Health Insurers Debate Whether Bigger is Better
Express Scripts' purchase of WellPoint's pharmacy benefit management business, NextRx, will create the nation's second largest PBM. It's a headline that is reverberating across the industry. But, for health plans, the deal goes beyond the PBM side of things—and signals a refocusing for the nation's largest insurer.
By dumping its PBM, WellPoint will zero in on its core business and Express Scripts will provide the insurer's PBM services for the next 10 years.
The chief executives of the two companies, predictably, are promoting the sale as a partnership that will help both entities. It will give WellPoint the benefit of Express Scripts' trend management tools, including generics, home delivery, and specialty pharmacy, allowing the insurer to concentrate on integrating health benefits. This combination will save money and deliver significant value to shareholders, according WellPoint. The deal will also move Express Scripts into the second spot in managed prescriptions, beyond only Medco Health Solutions.
Though WellPoint is selling its PBM, this isn't necessarily a signal for other plans to follow suit. George Van Antwerp, vice president of solutions strategy at Silverlink Communications, Inc., in Burlington, MA, says health plans can reap benefits in owning their own PBM if they manage them properly and do such things as integrate data and lower medical cost ratio. Large insurers Aetna and UnitedHealth continue to provide PBM services in-house, but one wonders if WellPoint's decision will cause them to rethink their offerings.
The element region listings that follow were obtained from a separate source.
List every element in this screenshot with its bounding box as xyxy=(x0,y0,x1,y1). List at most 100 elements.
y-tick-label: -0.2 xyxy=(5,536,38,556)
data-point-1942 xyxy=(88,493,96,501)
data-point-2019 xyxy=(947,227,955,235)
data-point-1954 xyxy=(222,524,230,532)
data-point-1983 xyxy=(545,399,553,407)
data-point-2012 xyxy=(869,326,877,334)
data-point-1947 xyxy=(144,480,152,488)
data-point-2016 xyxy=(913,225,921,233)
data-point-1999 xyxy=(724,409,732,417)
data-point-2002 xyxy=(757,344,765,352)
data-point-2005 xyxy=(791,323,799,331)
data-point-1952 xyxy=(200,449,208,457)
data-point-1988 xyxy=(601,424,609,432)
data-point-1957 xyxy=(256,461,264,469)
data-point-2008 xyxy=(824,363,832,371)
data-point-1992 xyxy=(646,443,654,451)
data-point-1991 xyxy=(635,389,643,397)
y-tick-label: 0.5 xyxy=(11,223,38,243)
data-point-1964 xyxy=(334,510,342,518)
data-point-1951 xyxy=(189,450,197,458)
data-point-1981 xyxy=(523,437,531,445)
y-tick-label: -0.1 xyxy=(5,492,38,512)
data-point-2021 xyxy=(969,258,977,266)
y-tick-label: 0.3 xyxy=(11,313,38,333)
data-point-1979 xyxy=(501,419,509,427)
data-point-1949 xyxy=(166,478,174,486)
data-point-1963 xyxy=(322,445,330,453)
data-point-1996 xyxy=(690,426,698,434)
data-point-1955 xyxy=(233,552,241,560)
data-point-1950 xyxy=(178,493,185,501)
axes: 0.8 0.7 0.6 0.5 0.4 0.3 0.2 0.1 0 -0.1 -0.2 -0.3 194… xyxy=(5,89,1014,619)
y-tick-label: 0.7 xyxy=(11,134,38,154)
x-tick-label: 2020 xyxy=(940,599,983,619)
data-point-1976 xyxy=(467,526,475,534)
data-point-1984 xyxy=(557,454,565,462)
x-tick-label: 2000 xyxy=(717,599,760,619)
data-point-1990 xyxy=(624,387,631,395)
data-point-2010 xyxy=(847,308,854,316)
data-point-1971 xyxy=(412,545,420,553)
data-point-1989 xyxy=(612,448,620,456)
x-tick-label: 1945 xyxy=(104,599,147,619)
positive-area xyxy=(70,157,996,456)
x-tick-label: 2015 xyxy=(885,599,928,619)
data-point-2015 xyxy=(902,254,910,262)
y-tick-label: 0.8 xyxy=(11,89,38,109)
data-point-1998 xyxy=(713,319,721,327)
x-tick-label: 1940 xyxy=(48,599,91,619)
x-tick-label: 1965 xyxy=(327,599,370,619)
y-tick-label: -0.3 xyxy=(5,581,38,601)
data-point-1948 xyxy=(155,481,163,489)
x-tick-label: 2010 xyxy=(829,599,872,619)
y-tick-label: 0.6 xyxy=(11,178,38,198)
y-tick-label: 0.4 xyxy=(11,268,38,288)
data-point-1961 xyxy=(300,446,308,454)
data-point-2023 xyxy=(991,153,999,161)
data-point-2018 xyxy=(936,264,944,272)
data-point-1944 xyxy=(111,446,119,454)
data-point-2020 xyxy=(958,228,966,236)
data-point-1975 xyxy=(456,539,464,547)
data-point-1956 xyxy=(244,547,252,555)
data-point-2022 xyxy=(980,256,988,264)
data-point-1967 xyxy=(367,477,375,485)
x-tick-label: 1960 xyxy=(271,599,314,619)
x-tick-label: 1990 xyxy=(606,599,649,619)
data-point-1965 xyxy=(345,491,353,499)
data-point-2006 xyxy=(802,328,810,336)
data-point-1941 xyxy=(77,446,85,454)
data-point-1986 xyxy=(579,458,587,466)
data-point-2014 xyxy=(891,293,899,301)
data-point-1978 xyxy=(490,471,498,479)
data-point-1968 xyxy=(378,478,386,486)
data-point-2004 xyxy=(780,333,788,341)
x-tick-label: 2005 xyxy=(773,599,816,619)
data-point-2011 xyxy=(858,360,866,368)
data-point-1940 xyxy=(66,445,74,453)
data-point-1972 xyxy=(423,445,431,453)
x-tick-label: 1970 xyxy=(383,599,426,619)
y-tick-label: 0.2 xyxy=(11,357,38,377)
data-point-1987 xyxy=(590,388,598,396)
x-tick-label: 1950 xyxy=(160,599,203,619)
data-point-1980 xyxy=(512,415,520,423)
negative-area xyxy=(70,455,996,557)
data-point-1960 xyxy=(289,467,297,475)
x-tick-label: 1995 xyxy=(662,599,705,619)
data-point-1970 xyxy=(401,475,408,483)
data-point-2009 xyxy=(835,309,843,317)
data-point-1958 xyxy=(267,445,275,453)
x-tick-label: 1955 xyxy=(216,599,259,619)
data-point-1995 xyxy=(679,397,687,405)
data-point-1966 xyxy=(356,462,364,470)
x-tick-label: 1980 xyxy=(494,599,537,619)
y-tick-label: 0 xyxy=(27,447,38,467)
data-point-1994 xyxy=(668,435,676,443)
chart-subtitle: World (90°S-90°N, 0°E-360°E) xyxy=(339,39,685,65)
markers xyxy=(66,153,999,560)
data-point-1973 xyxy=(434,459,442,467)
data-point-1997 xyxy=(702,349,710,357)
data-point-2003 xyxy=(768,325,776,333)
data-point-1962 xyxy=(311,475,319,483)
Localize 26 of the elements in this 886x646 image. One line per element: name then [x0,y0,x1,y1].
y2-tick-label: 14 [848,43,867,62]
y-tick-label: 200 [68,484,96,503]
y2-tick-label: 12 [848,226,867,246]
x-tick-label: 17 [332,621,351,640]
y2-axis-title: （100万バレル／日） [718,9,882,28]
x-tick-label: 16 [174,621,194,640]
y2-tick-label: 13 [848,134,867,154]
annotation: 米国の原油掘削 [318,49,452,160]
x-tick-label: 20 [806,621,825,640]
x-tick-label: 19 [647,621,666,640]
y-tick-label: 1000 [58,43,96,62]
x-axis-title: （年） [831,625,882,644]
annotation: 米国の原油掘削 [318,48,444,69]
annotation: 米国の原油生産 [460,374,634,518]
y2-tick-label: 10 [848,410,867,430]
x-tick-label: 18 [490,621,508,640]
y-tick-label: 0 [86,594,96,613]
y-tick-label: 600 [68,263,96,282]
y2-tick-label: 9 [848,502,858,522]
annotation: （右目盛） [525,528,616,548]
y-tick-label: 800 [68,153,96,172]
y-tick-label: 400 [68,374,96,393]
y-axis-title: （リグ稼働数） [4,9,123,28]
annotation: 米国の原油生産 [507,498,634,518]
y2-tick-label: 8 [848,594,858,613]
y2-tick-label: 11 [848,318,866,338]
The WellPoint decision comes as no surprise. In this difficult economic environment with employers dropping health coverage, insurers are reviewing their programs to see what can be outsourced. One such program is disease management. Blue Cross Blue Shield of Minnesota severed ties with DM company Healthways and began offering in-house DM programs in January. Insurers that are insourcing DM programs trumpet benefits such as having more control over their members, the ability to provide faster outreach to at-risk and chronic disease members, and a greater opportunity to collaborate with physicians.
Whether to insource or outsource DM services is not clear cut, according to the HeatlhLeaders Media Industry Survey 2009. In the health plan section of the survey, half of the respondents said they plan to insource all DM and wellness programs within three years. One-quarter said they planned to outsource some DM and wellness programs in that timeframe.
As health plans debate these issues internally, the decision whether to outsource or insource services is certainly influenced by external pressures from employers. Businesses want health plans to help them reduce health costs and improve employee health. They are also demanding ROI information to make sure their programs are working.
For health insurers exploring whether to bring services in-house or move them to an outside vendor, here are questions to ask yourself:
What is our core business? For example, is it plan administration, claims payments, and member outreach? If so, do we want to re-focus our attention on those areas?
What programs do we offer that could be provided more effectively by a third party?
Will dropping our in-house PBM mean that we will lose a valuable revenue stream? Will cutting in-house PBM staff and services balance lost revenue?
Does tracking members via pharmacy claims data and reaching out to members for health coaching actually improve member outcomes and reduce costs in the long run?
Would a third-party DM company that specializes in chronic disease effectively reach our member population or is in-house a better model?
Would moving PBM services to a standalone PBM reduce drug costs due to the third-party vendor's ability to negotiate lower prices? Is our PBM effectively maximizing its mail order business or would a third-party PBM perform those functions better?
Health plans are understandably concerned about their present and future. Layoffs and employer benefit cuts are causing much consternation in health plans. Add to that potential healthcare reforms that could soon create public competition for health plans and it's clear why private insurers are looking for ways to streamline services and reduce costs.
In the near future, these private insurers may have to go head-to-head against a lower-cost public option. In order to prepare for that day and survive in the current climate, health plans need to perform this soul-searching now.